Subtracting Numbers with More Than Three Digits, Word Problems About Equal Groups, Part 2
Grade 4 students solve subtraction and division word problems involving numbers with more than three digits in Saxon Math Intermediate 4 Chapter 6. Division word problems use the framework: identify the total, determine if you know the group size or number of groups, then divide. A farmer packing 210 eggs into cartons of 6 sets up 210 ÷ 6 = 35 cartons needed. The key warning: when a large total is being broken into equal shares, that signals division—not multiplication, which would produce an even larger number.
Key Concepts
New Concept If we know the total, then we need to divide to find the number of groups or the number in each group.
What’s next Next, you’ll write and solve equations for word problems, using division to find either the number of groups or the number in each group.
Common Questions
How do you identify when to divide in a word problem?
When a large total is being split into smaller, equal-sized groups, you divide. If you know the total and the group size, divide total by group size to find the number of groups. If you know the total and number of groups, divide total by number of groups to find each group size.

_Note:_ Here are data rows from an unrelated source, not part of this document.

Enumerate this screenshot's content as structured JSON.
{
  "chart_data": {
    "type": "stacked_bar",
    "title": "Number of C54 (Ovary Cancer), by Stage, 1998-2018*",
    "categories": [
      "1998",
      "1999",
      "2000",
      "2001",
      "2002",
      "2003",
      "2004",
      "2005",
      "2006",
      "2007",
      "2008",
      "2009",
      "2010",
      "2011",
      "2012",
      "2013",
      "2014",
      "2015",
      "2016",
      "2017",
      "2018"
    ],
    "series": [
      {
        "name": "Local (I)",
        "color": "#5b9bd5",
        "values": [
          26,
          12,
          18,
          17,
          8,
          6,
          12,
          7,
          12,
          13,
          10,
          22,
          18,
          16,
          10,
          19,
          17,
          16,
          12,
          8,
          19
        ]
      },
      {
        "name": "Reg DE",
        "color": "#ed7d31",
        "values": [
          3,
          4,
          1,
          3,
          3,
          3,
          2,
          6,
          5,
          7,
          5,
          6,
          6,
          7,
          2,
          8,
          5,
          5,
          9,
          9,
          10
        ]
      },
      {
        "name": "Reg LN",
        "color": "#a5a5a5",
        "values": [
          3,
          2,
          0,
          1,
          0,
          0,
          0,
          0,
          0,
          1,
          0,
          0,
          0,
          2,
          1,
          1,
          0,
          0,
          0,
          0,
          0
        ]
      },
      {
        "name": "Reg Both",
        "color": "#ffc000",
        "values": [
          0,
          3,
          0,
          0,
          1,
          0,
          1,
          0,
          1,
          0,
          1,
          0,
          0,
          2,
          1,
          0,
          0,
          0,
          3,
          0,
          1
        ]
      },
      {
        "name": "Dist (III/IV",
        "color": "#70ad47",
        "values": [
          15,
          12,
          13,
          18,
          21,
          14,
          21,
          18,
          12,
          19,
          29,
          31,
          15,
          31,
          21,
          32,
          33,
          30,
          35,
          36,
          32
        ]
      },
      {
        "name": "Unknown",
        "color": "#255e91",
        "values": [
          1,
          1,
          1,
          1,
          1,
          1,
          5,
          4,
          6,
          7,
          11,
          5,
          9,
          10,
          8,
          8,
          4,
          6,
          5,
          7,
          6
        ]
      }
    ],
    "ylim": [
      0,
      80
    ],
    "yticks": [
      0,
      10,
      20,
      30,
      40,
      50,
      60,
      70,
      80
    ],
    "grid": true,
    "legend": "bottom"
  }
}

How do you set up and solve 210 eggs divided into cartons of 6?
Total = 210 eggs. Group size = 6 eggs per carton. Number of groups (cartons) = 210 ÷ 6 = 35 cartons. The operation is division because you are splitting the total into equal parts.
How do you subtract numbers with more than three digits?
Align digits by place value. Subtract column by column from right (ones) to left (ten-thousands), regrouping whenever a top digit is smaller than the bottom digit. Each regroup trades 1 from the next column for 10 in the current column.
How do you know whether a word problem requires subtraction or division?
If something is being removed or taken away from a single quantity, use subtraction. If a total is being split into equal-sized groups, use division. The key is whether you are removing a part or distributing equally.
What check can you use to verify a division answer?
Multiply your quotient by the divisor. The product should equal the original dividend. For 210 ÷ 6 = 35, check: 35 × 6 = 210. Correct.
What is the most common mistake in multi-digit subtraction?
Forgetting to reduce the digit you borrowed from. When you borrow from the tens column, it decreases by 1. Forgetting this gives a tens-column subtraction that is one too large.